Based on the EIU’s core scenario with a 65 percent chance of expected outcome, the enlarged CPTPP will include China, South Korea, Thailand, Indonesia and the Philippines.

Taiwan, although a natural candidate for CPTPP enlargement, given its open and trade-dependent economy, will be blocked by China from joining the agreement, according to the EIU.

Under this scenario, the EIU expects the implementation of CPTPP rules to be patchy, partly reflecting China’s diluting influence on the implementation of the trade agreement.

“However, this outcome will still yield moderate improvements to business environments in the Philippines and China, given the enhancement of local regulatory structures, as well as more minor improvements in Indonesia, Thailand and South Korea,” it said.

“This will elevate the competitiveness of their local business environments above India and other South Asian countries that are not party to the agreement,” it said.

Without ambitious reforms, however, the EIU warned that these countries would struggle to position their business environments as being more competitive than China, whose economic weight will preserve its attractiveness to multinational investors.

On the other hand, the think tank‘s second scenario of a full-compliance, limited membership on CPTPP will provide more benefits to the Philippines. But such a scenario has only a 25 percent chance of being realized.

“The strongest of these effects are felt in the Philippines, Thailand and Indonesia, which are able to position themselves as more attractive regional supply-chain hubs – particularly vis-à-vis China,“ it said.

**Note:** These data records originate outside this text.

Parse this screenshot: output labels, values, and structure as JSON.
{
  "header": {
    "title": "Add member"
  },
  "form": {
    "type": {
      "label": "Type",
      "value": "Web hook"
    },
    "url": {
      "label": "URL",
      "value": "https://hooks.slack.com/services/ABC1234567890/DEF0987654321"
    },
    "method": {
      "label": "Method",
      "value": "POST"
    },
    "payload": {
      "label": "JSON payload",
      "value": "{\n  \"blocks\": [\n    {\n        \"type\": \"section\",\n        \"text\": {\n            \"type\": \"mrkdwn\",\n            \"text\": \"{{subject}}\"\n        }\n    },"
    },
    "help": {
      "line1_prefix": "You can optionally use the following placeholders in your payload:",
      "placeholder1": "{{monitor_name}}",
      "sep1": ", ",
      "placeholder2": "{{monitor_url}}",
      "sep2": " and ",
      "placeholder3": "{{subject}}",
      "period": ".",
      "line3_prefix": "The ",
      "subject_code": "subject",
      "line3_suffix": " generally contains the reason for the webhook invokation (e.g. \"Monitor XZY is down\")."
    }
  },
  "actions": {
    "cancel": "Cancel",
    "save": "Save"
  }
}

The EIU’s final scenario is the most ambitious for full compliance, full membership but chances are only at 10 percent for an enlarged CPTPP that will include China, Taiwan, South Korea, Thailand, Indonesia and the Philippines.

The EIU emphasized that all new joiners would see marked improvements in their business environments, with the impact of the CPTPP’s stronger regulations and standards very pronounced in the Philippines, Thailand and Indonesia.

Estimates showed that the CPTPP could generate annual global income gains of $147 billion to $1.2 trillion until 2030.